How Is Hereditary Nonspherocytic Hemolytic Anemia Diagnosed?

Diagnosis of HNSHA is often confused with other hemolytic disorders due to its rare occurrence. Cases with low hemoglobin levels in spite of normocytic anemia, elevated reticulocyte counts, negative direct coombs test, normal hemoglobin electrophoresis, and normal osmotic fragility tests should be suspected from the presence of hereditary nonspherocytic hemolytic anemia disorders. The important diagnostics to detect HNSHA are as follows:

• Increased reticulocyte (immature red blood cells) count.

• Decreased red blood cell count (anemia).

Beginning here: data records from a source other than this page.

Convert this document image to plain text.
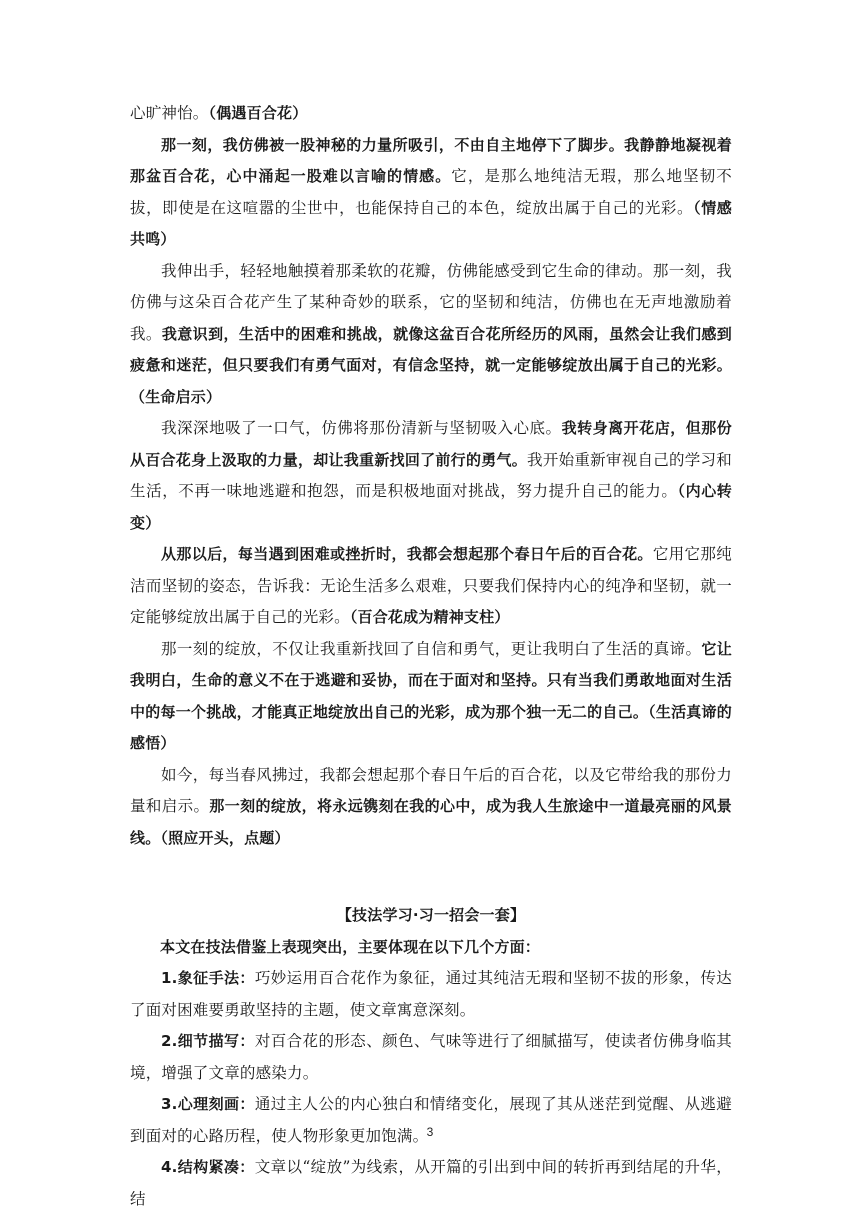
心旷神怡。（偶遇百合花）

那一刻，我仿佛被一股神秘的力量所吸引，不由自主地停下了脚步。我静静地凝视着那盆百合花，心中涌起一股难以言喻的情感。它，是那么地纯洁无瑕，那么地坚韧不拔，即使是在这喧嚣的尘世中，也能保持自己的本色，绽放出属于自己的光彩。（情感共鸣）

我伸出手，轻轻地触摸着那柔软的花瓣，仿佛能感受到它生命的律动。那一刻，我仿佛与这朵百合花产生了某种奇妙的联系，它的坚韧和纯洁，仿佛也在无声地激励着我。我意识到，生活中的困难和挑战，就像这盆百合花所经历的风雨，虽然会让我们感到疲惫和迷茫，但只要我们有勇气面对，有信念坚持，就一定能够绽放出属于自己的光彩。（生命启示）

我深深地吸了一口气，仿佛将那份清新与坚韧吸入心底。我转身离开花店，但那份从百合花身上汲取的力量，却让我重新找回了前行的勇气。我开始重新审视自己的学习和生活，不再一味地逃避和抱怨，而是积极地面对挑战，努力提升自己的能力。（内心转变）

从那以后，每当遇到困难或挫折时，我都会想起那个春日午后的百合花。它用它那纯洁而坚韧的姿态，告诉我：无论生活多么艰难，只要我们保持内心的纯净和坚韧，就一定能够绽放出属于自己的光彩。（百合花成为精神支柱）

那一刻的绽放，不仅让我重新找回了自信和勇气，更让我明白了生活的真谛。它让我明白，生命的意义不在于逃避和妥协，而在于面对和坚持。只有当我们勇敢地面对生活中的每一个挑战，才能真正地绽放出自己的光彩，成为那个独一无二的自己。（生活真谛的感悟）

如今，每当春风拂过，我都会想起那个春日午后的百合花，以及它带给我的那份力量和启示。那一刻的绽放，将永远镌刻在我的心中，成为我人生旅途中一道最亮丽的风景线。（照应开头，点题）

【技法学习·习一招会一套】

本文在技法借鉴上表现突出，主要体现在以下几个方面：

1.象征手法：巧妙运用百合花作为象征，通过其纯洁无瑕和坚韧不拔的形象，传达了面对困难要勇敢坚持的主题，使文章寓意深刻。

2.细节描写：对百合花的形态、颜色、气味等进行了细腻描写，使读者仿佛身临其境，增强了文章的感染力。

3.心理刻画：通过主人公的内心独白和情绪变化，展现了其从迷茫到觉醒、从逃避到面对的心路历程，使人物形象更加饱满。

4.结构紧凑：文章以“绽放”为线索，从开篇的引出到中间的转折再到结尾的升华，结

3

• Decreased hemoglobin levels.

• Increase in lactate dehydrogenase (high enzyme levels indicate tissue destruction).

• Increased bilirubin (metabolic byproducts from the breakdown of heme molecule).

• Peripheral blood smear shows normochromic (no change in color) and normocytic (no change in size and shape) red blood cells.

• Immunoassay to identify the defective enzyme.

• Genetic sequencing (next-generation gene sequence) to detect gene mutations.

What Are the Treatment Strategies for Hereditary Nonspherocytic Hemolytic Anemia?

• No specific treatment is needed for individuals who show mild symptoms of hereditary nonspherocytic hemolytic anemia disorders.

• Regular blood transfusions are recommended for moderate to severe hemolytic conditions.

• Red blood cell concentrates are preferred in patients with cardiac insufficiency.

• Since RBC destruction is due to enzyme defects and not due to structural abnormality, splenectomy (removal of spleen) is not the treatment of choice in hereditary nonspherocytic hemolytic anemia. But partial splenectomy is considered in very severe cases.

• Stem cell therapy is under investigation for a few types of HNSHA.

• Gene therapies to activate deficient enzymes are under experimental trial.

How to Prevent Hereditary Nonspherocytic Hemolytic Anemia?

These are rare hereditary disorders where most of their existence remains undiagnosed. Extended awareness is essential among family members where there are occurrences of such unidentified hemolytic episodes. Genetic counseling facilitates a better understanding of genetic tests for inheritance analysis. Drugs and foods that trigger hemolytic disorders are to be avoided.

Conclusion

Hereditary nonspherocytic hemolytic anemia is a group of rare red blood cell disorders that remains usually asymptomatic. Supportive care and management are needed for moderate and several hemolytic conditions. Specific diagnostics and enhanced treatment strategies would prevent fatal complications.